Le 19 mars Bakounine se rendit à Florence avec l’argent emprunté à sa propriétaire ; il y vit Louguinine, un Russe avec lequel il avait été en relations[14], et qui lui promit d’intervenir activement auprès de ses frères, en Russie, pour lui faire obtenir le paiement de ce qui lui était dû comme sa part de l’héritage paternel ; et il rentra à Locarno le 3 avril, rapportant 200 fr. que lui avaient procurés ses amis Friscia, Mazzoni et Fanelli, et la promesse que Gambuzzi emprunterait pour lui un millier de francs à quelque banquier de Naples.



  1. Publiée dans la Correspondance.
  2. Proverbe russe.
  3. Retrouvée et publiée par Nettlau, p. 527.
  4. À partir de la page 105, le manuscrit porte ce titre, placé là par l’auteur lorsqu’il changea, en février, la destination de ces pages : Appendice : Considérations philosophiques sur le fantôme divin, sur le monde réel et sur l’homme.
  5. Les pages 81-256 du manuscrit de décembre 1870-janvier 1871 sont restées inédites.
  6. Bakounine avait l’habitude de noter chaque jour, sur un petit calendrier, les lettres qu’il écrivait et recevait, les articles ou écrits divers qu’il rédigeait, ses dépenses et recettes, les menus faits de sa vie quotidienne.
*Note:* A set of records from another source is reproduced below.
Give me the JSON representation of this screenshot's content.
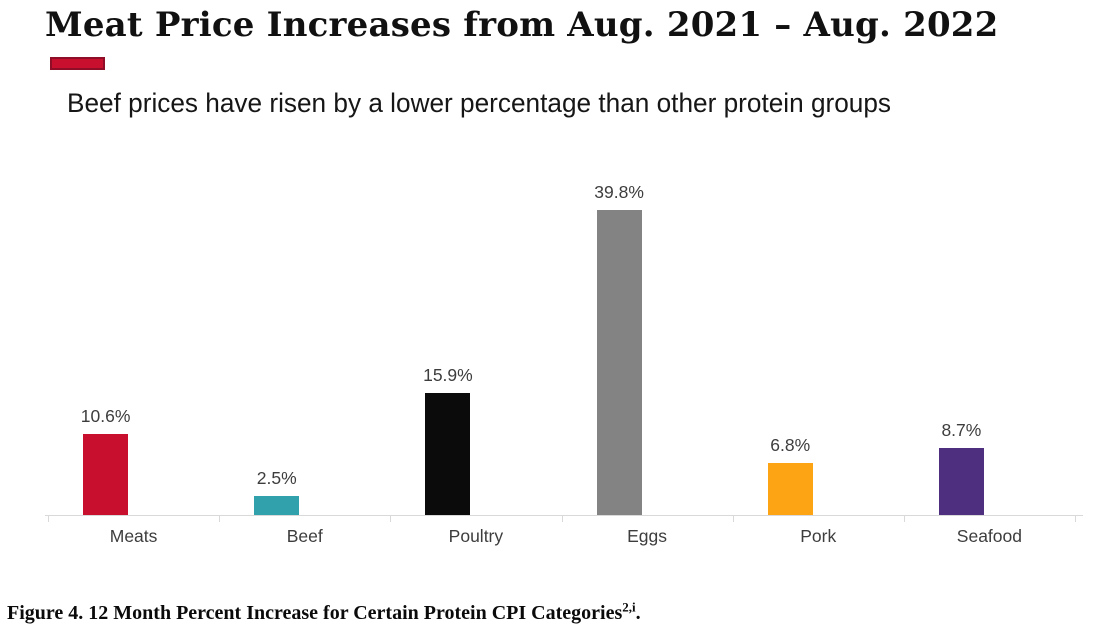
{
  "header": {
    "title": "Meat Price Increases from Aug. 2021 – Aug. 2022",
    "subtitle": "Beef prices have risen by a lower percentage than other protein groups",
    "accent_color": "#C8102E"
  },
  "chart_data": {
    "type": "bar",
    "title": "Meat Price Increases from Aug. 2021 – Aug. 2022",
    "subtitle": "Beef prices have risen by a lower percentage than other protein groups",
    "categories": [
      "Meats",
      "Beef",
      "Poultry",
      "Eggs",
      "Pork",
      "Seafood"
    ],
    "values": [
      10.6,
      2.5,
      15.9,
      39.8,
      6.8,
      8.7
    ],
    "value_labels": [
      "10.6%",
      "2.5%",
      "15.9%",
      "39.8%",
      "6.8%",
      "8.7%"
    ],
    "bar_colors": [
      "#C8102E",
      "#31A2AC",
      "#0b0b0b",
      "#838383",
      "#FCA414",
      "#4E2F7F"
    ],
    "xlabel": "",
    "ylabel": "",
    "ylim": [
      0,
      45
    ],
    "grid": false,
    "legend_position": "none",
    "axis_color": "#d9d9d9",
    "label_color": "#3d3d3d"
  },
  "caption": {
    "prefix": "Figure 4. 12 Month Percent Increase for Certain Protein CPI Categories",
    "superscript": "2,i",
    "suffix": "."
  }
}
Les calendriers des années 1871 et 1872 ont été conservés ; et Max Nettlau a eu l’obligeance de me communiquer la copie qu’il en a faite.
  7. Palix était mort à Lyon dans les premiers jours de février, des suites de la maladie de poitrine qui le minait depuis plusieurs années.
  8. Ces mots là doivent avoir été écrits par Bakounine plus tard, au moment où, en mai 1871, il me reprit la fin du manuscrit (feuillets 139-285), me laissant les 138 premiers feuillets, qui contenaient le texte de la première livraison, déjà imprimée, de L’Empire knouto-germanique.
  9. Bakounine avait appris par moi l’intention que j’avais eue, le 21 février, de partir pour Paris avec F. Buisson, et l’ajournement de ce projet.
  10. Probablement Marie Orazio, une amie de Locarno, mentionnée plusieurs fois dans le calendrier-journal.
  11. Mme Bakounine écrit ce jour-là à un correspondant : « M. B. se trouve dans un état très accablé ; il dit : « Que faire ? je suis trop vieux pour commencer à gagner mon pain, il ne me reste pas beaucoup à vivre. » La question économique l’accable tellement qu’il perd toute son énergie et se tue moralement ; et tout cela après avoir sacrifié sa vie à la liberté et à l’humanité, oubliant soi-même. Ses frères sont restés toujours indifférents, inactifs, jusqu’au crime ; M. B. pense d’obliger ses frères à lui donner sa part de son héritage. » (Nettlau, Supplément inédit.)
  12. La femme de ménage.
  13. Mme Bakounine écrit le 12 février à un correspondant qu’il sera nécessaire qu’elle sollicite de ses sœurs 50 roubles par mois. (Ces 50 roubles furent envoyés en effet, à partir du mois d’avril 1871, pendant quelque temps.)
  14. À son sujet, Bakounine écrivait à Ogaref le 5 avril (en russe), deux jours après son retour de Florence : « Je suis très content de L[ouguinine] ; j’ai retrouvé en lui un ancien ami ; c’est toujours le même chevalier, le dernier Mohican de la noblesse, seulement avec un nouveau souci de coopératives. Il se consacre à mon affaire [la réclamation que Bakounine adressait à ses frères] sincèrement, chaleureusement et de bonne grâce ; il y a lieu d’espérer qu’il va l’arranger. » (Correspondance de Bakounine.)